Facebook Admits to Not Reading Terms of App at Center of 87 Million User Data Breach

They probably should have.

Mike Schroepfer
Getty

Image via Getty/Steve Back

Mike Schroepfer

According to Facebook CTO Mike Schroepfer, the company did not read the terms and services of the app that would be used to harvest data and share it with Cambridge Analytica, CNBC reports. In a parliamentary hearing in the U.K., he shared the blunder. "We require that people have terms and conditions and we have an automated check there at the time—this was in 2014, maybe earlier," he said. "We did not read all of the terms and conditions."

The app, a quiz developed by Cambridge University researcher Aleksandr Kogan called This is Your Digital Life, collected data from millions of users, later shared with Cambridge Analytica in order to create more specifically targeted political ads on the platform. Schroepfer also added that Facebook never notified the Information Commissioner's Office, an independent data protection authority, once they found out about the data breach. "At the time, we thought the matter was resolved. We had received legal certification from all the parties involved that the data was not there again," he explained. 

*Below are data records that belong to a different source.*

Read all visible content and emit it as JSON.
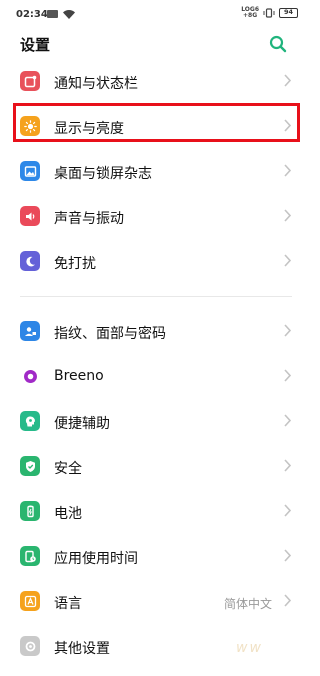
{
  "status_bar": {
    "time": "02:34",
    "net_line1": "LOG6",
    "net_line2": "+8G",
    "battery": "94"
  },
  "header": {
    "title": "设置"
  },
  "colors": {
    "accent_search": "#20b47d",
    "highlight": "#e8101a"
  },
  "settings": {
    "notifications": {
      "label": "通知与状态栏",
      "icon": "notification-icon",
      "color": "#e8525b"
    },
    "display": {
      "label": "显示与亮度",
      "icon": "sun-icon",
      "color": "#f5a21d"
    },
    "desktop": {
      "label": "桌面与锁屏杂志",
      "icon": "picture-icon",
      "color": "#2d88e8"
    },
    "sound": {
      "label": "声音与振动",
      "icon": "speaker-icon",
      "color": "#ea4a5a"
    },
    "dnd": {
      "label": "免打扰",
      "icon": "moon-icon",
      "color": "#6461d8"
    },
    "biometrics": {
      "label": "指纹、面部与密码",
      "icon": "user-lock-icon",
      "color": "#2d86e6"
    },
    "breeno": {
      "label": "Breeno",
      "icon": "breeno-icon",
      "color": "#a12ac7"
    },
    "accessibility": {
      "label": "便捷辅助",
      "icon": "accessibility-icon",
      "color": "#27ba8a"
    },
    "security": {
      "label": "安全",
      "icon": "shield-icon",
      "color": "#2ab56f"
    },
    "battery": {
      "label": "电池",
      "icon": "battery-icon",
      "color": "#2ab56f"
    },
    "screen_time": {
      "label": "应用使用时间",
      "icon": "app-time-icon",
      "color": "#2ab56f"
    },
    "language": {
      "label": "语言",
      "value": "简体中文",
      "icon": "language-icon",
      "color": "#f5a21d"
    },
    "other": {
      "label": "其他设置",
      "icon": "gear-icon",
      "color": "#c9c9c9"
    }
  },
  "watermark": "ww"
}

In the hearing, Schroepfer echoed CEO Mark Zuckerberg's sentiments from earlier this month and said their failure to notify users of the breach sooner was a "mistake." They began the notifications on April 9 but reportedly knew about the situation for months prior. This is just the latest damning detail in Facebook's ongoing problems with privacy and user data, as former Cambridge Analytica business development director Brittany Kaiser recently revealed the breach may have affected "much greater" than the initially reported 87 million users, thanks to the company's use of "multiple" questionnaires similar to Kogan's.